Plus la tension socio-écologique va s’accroître, plus les usines de communication s’alimenteront aux ressources des sciences humaines et produiront des oxymores raffinés. Transformés en injonction contradictoire par des idéologues, ils deviennent déjà un poison social. Car plus on produira d’oxymores, plus les gens soumis à cette sorte de double pensée (double bind) permanent, seront désorientés, et inaptes à penser et à accepter les mesures radicales qui s’imposeront. C’est ici le lieu de rappeler l’étymologie grecque d’oxymore, qui signifie « folie aiguë »**.
* LE MONDE du 7-8 avril 2019, La timide réponse du ministère de l’éducation nationale au mouvement des jeunes pour le climat
** in « La politique de l’oxymore » de Bertrand Méheust
Les oxymores font partie de la novlangue propagandiste, nous le savons. Comme nous savons où nous allons. Ce qui ne nous empêche nullement de faire comme de si rien n’était, ni dans notre langage quotidien d’utiliser ces oxymores et autres expressions débiles, du genre « c’est inadmissible, inacceptable, insupportable … c’est génial, je suis d’accord à 200%, que dis-je, à 500% » etc. etc. Hi-han hi-han !
Un récit (biblique) nous raconte que « peu après le Déluge, alors qu’ils parlent tous la même langue, les hommes atteignent une plaine dans le pays de Shinar et s’y installent tous. Là, ils entreprennent par eux-mêmes de bâtir une ville et une tour dont le sommet touche le ciel, pour se faire un nom. Alors Dieu brouille leur langue afin qu’ils ne se comprennent plus, et les disperse sur toute la surface de la Terre. La construction cesse. La ville est alors nommée Babel. » (Wikipedia Tour de Babel)
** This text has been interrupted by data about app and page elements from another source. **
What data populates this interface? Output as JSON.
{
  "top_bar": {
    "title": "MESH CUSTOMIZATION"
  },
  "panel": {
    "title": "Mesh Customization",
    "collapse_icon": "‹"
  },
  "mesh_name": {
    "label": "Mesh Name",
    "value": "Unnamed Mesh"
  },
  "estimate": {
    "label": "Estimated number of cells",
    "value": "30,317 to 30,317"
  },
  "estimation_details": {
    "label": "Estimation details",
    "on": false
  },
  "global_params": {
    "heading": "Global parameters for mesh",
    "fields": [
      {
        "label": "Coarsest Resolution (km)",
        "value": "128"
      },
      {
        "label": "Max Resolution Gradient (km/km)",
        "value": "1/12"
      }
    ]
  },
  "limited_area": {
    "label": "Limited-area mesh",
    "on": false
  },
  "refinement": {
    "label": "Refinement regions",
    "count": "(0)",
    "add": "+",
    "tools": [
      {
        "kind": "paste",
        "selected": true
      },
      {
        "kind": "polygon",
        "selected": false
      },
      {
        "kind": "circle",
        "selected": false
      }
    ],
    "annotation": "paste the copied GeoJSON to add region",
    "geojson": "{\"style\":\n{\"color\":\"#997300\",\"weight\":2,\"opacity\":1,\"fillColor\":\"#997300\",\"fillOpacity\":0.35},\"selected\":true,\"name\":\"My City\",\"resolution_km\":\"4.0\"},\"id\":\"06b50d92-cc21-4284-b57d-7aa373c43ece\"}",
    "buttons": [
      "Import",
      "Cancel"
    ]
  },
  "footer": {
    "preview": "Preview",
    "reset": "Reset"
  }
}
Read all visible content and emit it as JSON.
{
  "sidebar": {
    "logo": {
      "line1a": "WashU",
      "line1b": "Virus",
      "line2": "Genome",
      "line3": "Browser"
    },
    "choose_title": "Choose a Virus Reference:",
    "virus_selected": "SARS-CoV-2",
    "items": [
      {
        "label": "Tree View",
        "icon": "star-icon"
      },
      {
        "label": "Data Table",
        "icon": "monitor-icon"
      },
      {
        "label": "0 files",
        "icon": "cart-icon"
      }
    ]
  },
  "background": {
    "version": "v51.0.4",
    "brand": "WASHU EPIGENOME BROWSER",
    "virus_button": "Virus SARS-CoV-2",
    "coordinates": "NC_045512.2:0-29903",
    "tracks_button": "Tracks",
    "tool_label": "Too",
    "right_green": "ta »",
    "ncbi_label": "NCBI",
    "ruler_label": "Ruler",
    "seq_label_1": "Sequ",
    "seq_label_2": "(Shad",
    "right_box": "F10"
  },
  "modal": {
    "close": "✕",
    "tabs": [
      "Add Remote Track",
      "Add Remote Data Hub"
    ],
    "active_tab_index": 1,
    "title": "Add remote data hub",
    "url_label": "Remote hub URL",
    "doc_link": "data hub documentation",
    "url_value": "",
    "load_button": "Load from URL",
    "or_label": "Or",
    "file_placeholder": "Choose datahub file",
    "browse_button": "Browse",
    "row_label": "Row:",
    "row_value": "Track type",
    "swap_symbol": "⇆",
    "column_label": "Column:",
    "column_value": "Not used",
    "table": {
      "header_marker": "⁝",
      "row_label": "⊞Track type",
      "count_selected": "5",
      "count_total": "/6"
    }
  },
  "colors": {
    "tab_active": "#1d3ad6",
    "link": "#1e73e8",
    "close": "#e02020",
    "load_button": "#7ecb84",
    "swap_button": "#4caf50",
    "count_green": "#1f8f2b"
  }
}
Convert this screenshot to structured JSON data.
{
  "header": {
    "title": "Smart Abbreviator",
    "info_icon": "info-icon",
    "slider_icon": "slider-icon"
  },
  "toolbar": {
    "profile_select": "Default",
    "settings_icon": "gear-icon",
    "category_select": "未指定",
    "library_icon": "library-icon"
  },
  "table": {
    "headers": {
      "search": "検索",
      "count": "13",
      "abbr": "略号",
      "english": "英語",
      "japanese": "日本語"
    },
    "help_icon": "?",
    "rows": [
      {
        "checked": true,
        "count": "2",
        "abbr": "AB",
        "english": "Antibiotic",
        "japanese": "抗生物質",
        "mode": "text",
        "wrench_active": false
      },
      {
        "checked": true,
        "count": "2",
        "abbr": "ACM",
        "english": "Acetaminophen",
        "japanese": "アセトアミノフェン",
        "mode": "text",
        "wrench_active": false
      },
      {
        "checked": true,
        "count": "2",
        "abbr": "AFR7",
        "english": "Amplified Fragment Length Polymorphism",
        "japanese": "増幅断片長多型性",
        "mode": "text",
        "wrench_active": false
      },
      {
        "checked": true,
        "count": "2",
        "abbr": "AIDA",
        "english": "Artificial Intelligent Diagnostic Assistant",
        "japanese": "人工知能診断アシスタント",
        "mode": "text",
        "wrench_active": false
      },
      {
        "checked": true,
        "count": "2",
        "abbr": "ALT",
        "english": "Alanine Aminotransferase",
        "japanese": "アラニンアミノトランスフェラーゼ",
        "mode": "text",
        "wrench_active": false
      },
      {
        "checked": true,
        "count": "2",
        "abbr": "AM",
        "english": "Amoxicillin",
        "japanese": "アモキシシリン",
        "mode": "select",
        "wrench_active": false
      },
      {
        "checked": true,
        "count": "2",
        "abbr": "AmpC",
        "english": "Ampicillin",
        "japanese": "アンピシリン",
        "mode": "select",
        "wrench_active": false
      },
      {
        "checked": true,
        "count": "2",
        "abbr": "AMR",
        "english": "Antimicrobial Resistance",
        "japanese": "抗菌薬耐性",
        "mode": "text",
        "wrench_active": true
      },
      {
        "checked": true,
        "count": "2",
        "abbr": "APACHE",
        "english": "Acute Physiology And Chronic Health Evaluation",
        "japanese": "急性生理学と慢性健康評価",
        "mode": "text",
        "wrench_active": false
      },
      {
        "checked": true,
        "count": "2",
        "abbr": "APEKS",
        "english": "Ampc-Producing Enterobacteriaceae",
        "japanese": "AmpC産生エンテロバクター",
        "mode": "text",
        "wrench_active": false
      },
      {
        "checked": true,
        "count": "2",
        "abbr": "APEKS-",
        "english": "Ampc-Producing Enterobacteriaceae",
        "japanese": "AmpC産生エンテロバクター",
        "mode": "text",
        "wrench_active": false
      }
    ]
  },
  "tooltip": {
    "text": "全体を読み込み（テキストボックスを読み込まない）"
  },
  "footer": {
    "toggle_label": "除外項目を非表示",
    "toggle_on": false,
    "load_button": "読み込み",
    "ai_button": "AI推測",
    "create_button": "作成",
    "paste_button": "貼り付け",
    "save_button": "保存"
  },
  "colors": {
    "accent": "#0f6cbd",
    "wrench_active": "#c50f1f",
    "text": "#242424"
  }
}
Bien sûr on n’est pas obligé de croire à cette histoire, mais on peut croire à la puissance des mots et aux diverses stratégies de manipulation. Lire et relire 1984 d’Orwell. Souvenons-nous aussi de ce qu’a dit le sinistre Goebbels : « À force de répétition et à l’aide d’une bonne connaissance du psychisme des personnes concernées, il devrait être tout à fait possible de prouver qu’un carré est en fait un cercle. Car après tout, que sont « cercle » et « carré » ? De simples mots. Et les mots peuvent être façonnés jusqu’à rendre méconnaissables les idées qu’ils véhiculent. »
D’autre part, si effectivement le mot « oxymore » peut-être traduit du grec ancien par « folie aiguë », cette folie que les Anciens redoutaient comme la peste, ils l’appelaient HYBRIS (ou hubris). Force est de constater que nous en sommes atteints depuis un moment. Et ça encore nous ne le savons. Hélas nous ne pouvons pas y croire, et là il faut regarder du côté du fonctionnement de notre cerveau.
Quand nous n’avons plus de prise sur les faits, nous nous réfugions dans les mots.